Technology and automation have irrevocably changed the world of marketing. Social media, data analysis, and the internet have given marketing a new lease on life, but there’s been very little discussion about the cost of the human element in marketing. At its heart, marketing is about establishing connections between a brand and their audience. But what does our automation-addiction mean for the future of marketing, and the people who create the campaigns? We take a look at some of the areas most affected by the growth of automation, what our programmatic predilections mean for the future of marketing, and how brands can combat the perils of automation dependency.
We all know the best times to post on social media, and now marketers can pinpoint when they get the most response rate. Every company uses automation to an extent. In fact, when used intelligently, it can even enhance the audience experience.
Automation in social media has been both a blessing and a curse for brands. It’s freed marketers up to deliver content outside of working hours, which means a wider geographic audience range as content can be disseminated across different time zones. Simultaneously, it has also been interpreted by many as a green light to schedule their social media at the start of the working day and then ignore their feeds for the rest of the day. Automation might give more freedom to marketers, but it can also inhibit their willingness to pivot a strategy when new content opportunities become available. It can also lead to brands posting dubious or offensive content purely as a result of bad timing. Agile marketing still very much relies on a human element, but it needs marketers to accept that not everything in life can be automated.

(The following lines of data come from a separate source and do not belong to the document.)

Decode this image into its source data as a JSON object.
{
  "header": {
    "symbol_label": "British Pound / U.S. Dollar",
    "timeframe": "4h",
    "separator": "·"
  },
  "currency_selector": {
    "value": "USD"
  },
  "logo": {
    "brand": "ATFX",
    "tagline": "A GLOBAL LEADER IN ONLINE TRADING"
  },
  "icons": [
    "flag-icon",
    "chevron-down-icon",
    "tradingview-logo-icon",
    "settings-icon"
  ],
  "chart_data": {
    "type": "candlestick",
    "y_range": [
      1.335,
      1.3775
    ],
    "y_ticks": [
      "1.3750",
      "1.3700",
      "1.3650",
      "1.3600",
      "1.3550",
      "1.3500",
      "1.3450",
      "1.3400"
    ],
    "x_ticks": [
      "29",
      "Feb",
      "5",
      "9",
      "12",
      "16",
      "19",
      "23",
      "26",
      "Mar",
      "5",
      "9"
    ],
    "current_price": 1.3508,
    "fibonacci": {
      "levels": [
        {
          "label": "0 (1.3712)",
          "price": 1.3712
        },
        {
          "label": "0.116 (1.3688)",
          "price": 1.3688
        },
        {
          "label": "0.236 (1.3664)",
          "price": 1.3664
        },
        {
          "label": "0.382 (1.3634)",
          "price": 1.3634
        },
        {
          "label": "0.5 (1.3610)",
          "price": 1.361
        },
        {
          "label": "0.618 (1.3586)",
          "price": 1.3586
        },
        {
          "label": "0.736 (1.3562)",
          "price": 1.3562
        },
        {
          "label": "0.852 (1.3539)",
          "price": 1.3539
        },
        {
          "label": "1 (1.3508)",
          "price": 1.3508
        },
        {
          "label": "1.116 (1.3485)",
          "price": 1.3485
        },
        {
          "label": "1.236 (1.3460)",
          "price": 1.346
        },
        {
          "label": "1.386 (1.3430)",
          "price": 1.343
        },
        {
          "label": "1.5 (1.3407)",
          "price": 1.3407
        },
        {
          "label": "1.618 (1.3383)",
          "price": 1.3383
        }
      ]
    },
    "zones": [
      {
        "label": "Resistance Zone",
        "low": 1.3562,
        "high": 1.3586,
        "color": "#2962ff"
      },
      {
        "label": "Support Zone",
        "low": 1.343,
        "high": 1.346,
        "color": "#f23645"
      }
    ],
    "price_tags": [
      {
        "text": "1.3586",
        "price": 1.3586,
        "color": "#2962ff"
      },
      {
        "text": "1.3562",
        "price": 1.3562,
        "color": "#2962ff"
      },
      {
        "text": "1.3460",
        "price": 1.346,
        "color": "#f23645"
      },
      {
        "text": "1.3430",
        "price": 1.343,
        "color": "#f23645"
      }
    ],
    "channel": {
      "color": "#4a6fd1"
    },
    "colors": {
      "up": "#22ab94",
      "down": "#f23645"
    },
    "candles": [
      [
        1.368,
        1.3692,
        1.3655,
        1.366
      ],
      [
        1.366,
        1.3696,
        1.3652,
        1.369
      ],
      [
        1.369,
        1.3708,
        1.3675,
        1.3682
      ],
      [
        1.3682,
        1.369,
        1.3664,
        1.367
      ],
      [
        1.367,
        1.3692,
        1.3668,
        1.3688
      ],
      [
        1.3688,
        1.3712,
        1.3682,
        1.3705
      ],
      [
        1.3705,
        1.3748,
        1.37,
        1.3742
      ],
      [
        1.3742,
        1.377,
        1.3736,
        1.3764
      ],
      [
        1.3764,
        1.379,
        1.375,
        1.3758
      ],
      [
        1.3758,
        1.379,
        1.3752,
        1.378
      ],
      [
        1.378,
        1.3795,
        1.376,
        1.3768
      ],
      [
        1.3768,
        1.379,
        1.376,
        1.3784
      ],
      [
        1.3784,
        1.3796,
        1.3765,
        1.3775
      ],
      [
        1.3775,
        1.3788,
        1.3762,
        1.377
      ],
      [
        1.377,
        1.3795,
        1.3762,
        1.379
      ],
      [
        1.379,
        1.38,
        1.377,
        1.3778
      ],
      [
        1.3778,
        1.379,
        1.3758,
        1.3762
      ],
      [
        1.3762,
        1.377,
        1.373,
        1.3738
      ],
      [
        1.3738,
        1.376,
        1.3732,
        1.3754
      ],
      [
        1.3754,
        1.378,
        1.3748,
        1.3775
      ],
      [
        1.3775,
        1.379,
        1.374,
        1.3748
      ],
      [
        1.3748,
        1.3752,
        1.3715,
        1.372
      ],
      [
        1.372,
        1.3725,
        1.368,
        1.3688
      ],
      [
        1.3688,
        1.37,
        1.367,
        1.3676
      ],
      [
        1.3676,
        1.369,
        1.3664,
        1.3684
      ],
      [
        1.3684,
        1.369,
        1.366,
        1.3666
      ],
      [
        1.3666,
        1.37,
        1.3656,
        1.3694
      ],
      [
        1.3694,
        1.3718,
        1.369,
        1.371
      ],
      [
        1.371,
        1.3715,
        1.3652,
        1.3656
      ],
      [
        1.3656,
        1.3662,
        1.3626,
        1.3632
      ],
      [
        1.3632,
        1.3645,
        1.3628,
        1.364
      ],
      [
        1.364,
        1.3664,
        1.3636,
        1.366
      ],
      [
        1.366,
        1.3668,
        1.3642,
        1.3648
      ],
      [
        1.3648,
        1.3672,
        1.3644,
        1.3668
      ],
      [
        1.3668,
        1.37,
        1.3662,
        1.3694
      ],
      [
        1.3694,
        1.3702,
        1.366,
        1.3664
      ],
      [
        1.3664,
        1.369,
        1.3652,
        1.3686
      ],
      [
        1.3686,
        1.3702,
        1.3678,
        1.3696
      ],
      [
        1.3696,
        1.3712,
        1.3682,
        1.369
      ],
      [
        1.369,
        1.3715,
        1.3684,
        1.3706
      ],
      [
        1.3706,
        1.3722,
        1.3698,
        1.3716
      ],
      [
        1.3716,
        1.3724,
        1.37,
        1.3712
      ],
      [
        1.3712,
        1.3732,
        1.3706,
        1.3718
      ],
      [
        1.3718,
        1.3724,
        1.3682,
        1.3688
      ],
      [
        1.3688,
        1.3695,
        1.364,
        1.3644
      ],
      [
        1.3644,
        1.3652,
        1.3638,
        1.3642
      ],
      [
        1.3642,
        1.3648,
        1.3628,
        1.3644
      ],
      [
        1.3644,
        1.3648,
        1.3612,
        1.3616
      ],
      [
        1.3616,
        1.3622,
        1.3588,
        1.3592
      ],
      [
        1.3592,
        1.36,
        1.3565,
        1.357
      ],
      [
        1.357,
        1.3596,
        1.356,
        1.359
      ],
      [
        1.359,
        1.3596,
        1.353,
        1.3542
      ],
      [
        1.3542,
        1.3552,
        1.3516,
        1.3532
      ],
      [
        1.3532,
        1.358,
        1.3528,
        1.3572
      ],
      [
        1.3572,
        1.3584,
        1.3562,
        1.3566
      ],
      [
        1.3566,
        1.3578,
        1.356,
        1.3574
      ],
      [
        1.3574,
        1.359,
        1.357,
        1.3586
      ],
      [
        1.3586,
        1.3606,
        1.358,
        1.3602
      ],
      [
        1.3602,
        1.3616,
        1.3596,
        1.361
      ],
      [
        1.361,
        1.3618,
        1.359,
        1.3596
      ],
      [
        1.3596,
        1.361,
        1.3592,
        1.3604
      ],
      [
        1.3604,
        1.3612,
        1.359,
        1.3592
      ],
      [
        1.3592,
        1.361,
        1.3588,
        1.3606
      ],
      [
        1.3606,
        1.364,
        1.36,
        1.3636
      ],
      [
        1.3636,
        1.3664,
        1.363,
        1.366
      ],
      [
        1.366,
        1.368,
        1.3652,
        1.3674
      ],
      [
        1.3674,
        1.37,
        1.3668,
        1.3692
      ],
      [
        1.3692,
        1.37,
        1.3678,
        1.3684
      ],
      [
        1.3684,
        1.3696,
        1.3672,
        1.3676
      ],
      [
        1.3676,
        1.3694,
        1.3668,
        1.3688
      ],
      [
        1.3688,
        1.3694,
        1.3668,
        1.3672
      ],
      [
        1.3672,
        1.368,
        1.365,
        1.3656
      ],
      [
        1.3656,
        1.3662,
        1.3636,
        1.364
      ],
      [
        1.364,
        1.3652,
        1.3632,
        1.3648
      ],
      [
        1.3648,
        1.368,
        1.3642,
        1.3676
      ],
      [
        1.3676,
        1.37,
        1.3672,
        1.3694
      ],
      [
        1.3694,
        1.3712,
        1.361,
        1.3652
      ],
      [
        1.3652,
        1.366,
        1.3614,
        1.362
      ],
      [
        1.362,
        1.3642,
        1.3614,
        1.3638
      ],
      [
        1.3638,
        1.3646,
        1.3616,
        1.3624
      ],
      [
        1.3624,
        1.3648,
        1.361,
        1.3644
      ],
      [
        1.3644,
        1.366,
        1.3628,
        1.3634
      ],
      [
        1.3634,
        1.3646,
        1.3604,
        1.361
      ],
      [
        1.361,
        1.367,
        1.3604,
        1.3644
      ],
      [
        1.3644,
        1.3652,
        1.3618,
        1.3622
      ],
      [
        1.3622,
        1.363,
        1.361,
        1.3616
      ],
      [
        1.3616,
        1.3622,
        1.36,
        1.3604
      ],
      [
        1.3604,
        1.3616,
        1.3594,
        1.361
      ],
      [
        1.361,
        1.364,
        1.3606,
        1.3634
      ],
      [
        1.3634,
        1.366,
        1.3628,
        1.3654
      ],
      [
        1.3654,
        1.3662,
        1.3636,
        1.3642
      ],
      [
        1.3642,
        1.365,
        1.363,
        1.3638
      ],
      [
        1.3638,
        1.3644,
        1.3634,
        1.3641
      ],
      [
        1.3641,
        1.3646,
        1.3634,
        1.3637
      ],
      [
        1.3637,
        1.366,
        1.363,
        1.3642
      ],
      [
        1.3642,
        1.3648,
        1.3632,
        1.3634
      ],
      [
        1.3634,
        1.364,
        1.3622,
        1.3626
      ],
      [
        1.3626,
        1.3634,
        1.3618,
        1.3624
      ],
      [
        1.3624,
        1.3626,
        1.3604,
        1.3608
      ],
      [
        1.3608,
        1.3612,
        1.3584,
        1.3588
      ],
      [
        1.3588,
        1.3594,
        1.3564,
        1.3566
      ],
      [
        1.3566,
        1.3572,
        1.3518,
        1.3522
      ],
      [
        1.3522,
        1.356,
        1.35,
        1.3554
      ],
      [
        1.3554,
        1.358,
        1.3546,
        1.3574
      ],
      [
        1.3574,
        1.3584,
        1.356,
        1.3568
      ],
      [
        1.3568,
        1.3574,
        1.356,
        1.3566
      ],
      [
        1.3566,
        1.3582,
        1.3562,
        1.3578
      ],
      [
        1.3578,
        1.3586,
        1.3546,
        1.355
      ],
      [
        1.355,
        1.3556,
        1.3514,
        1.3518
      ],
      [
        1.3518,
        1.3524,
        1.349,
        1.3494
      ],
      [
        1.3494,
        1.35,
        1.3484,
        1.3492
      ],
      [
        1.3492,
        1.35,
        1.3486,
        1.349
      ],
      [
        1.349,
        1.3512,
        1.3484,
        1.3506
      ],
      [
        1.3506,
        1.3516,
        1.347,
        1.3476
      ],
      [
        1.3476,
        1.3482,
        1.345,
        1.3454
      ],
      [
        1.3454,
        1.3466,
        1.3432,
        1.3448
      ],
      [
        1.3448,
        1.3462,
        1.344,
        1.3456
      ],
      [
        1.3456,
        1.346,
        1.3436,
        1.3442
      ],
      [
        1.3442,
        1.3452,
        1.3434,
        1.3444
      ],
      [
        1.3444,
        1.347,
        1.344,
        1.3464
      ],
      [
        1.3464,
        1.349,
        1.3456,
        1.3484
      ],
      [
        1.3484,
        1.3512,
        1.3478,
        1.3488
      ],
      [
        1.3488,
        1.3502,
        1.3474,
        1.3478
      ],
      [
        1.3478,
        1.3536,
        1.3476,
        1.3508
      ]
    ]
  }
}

A recent Facebook study revealed that 53% of consumers are more likely to shop with a business from which they can message and get a quick response. Meanwhile, a study by Nucleus Research found that marketing automation can drive a 14.5% increase in sales productivity and a 12.2% reduction in marketing overhead. While stats like this give a pretty convincing argument for businesses to explore their own options for automated replies, but it’s important to remember why customers contact companies in the first place.
No other area of marketing requires the human touch more than customer interaction. Chatbots can automate all kinds of tasks, but it would be foolish to think the entire customer service role can be delegated to AI and automation alone. Automation may have streamlined the purchase process for buyers, but as more companies adopt them for their own commercial needs, it’s important to remember that AI still relies on some level of human input. There’s so much variation in humans, be it syntax, spelling or (if you’re relying on voice interaction) dialect. As Abinash Tripathy of Helpshift explained in a recent VentureBeat article, “Chatbots are still highly fallible, and should not be used to replace human interaction. When people want to talk to a human, they need a human.”
As a relatively new concept to digital marketing, data analysis is probably the tool best suited to automation in content marketing. The process of analysing different site metrics, with its heavy quantitative focus, lends itself perfectly to automation. Numerical data on site visitors, the time spent on each page, the channels by which visitors gained site access and many more metrics can help form a picture of your site’s strengths, and most analytics packages provide automated updates as standard.
Developing actionable insights from this data, however, can be more of a challenge. It’s tempting to say that only a human could draw relevant conclusions from human behaviour, but when this behaviour is filtered through the limited actions and access points of a website, it’s not unbelievable that a well-programmed piece of AI software could replace human input. There are already several software suites on the market offering automated, AI-led solutions to your data analysis needs, although the technology is still in its early days.
So while automation and AI can take some of the monotony out of data harvesting (not to mention saving time and money), it’s still a few years off from replacing the company data analyst completely.
Perhaps one of the biggest changes in marketing prompted by the tech revolution is the speed and accuracy with which brands can now target their audience. Consumers can not only find out about the latest company offers within seconds of a new campaign going live, they can receive content customised to their specific interests. Automation has played a huge part in reaching so many in a short space of time, but it still depends on human input.
The thrill of marketing is in that elusive human connection, and part of that comes from maintaining a two-way setup in your communication channels. If you’ve automated your content to go out to every one of your followers simultaneously, the chance of you being deluged with simultaneous replies increases. Likewise, the likelihood of these replies requiring a strong understanding of the nuances in human speech (something AI still struggles with) is high.
This makes following up with a satisfactory reply in a timely manner particularly difficult, largely because good customer service depends on giving the respondent something more than a generic automated reply.
The ironically named Progressive, an auto insurance company, learned this the hard way after replying to criticism of a case involving a customer death. Instead of considering each critic’s unique comment they automated their reply and sent out identical, emotionless responses that only served to anger the public more.
So automation has largely been a positive addition to the marketer’s roster, but there are still a number of pitfalls to watch out for. Marketing today isn’t about blindly embracing every new piece of technology that comes along. It’s about utilising technology while considering how it can be integrated with other methods of marketing. Consumers want to feel like their opinion matters, and this relies on real interaction. Automation has become a crutch for too many brands, seeing it as a way of simplifying their daily routine without taking into account the most integral ingredient, the human factor. By accepting that some of the most inspired marketing campaigns grow from not setting your routine in stone, you can begin to integrate technology with human discretion and see real emotional engagement.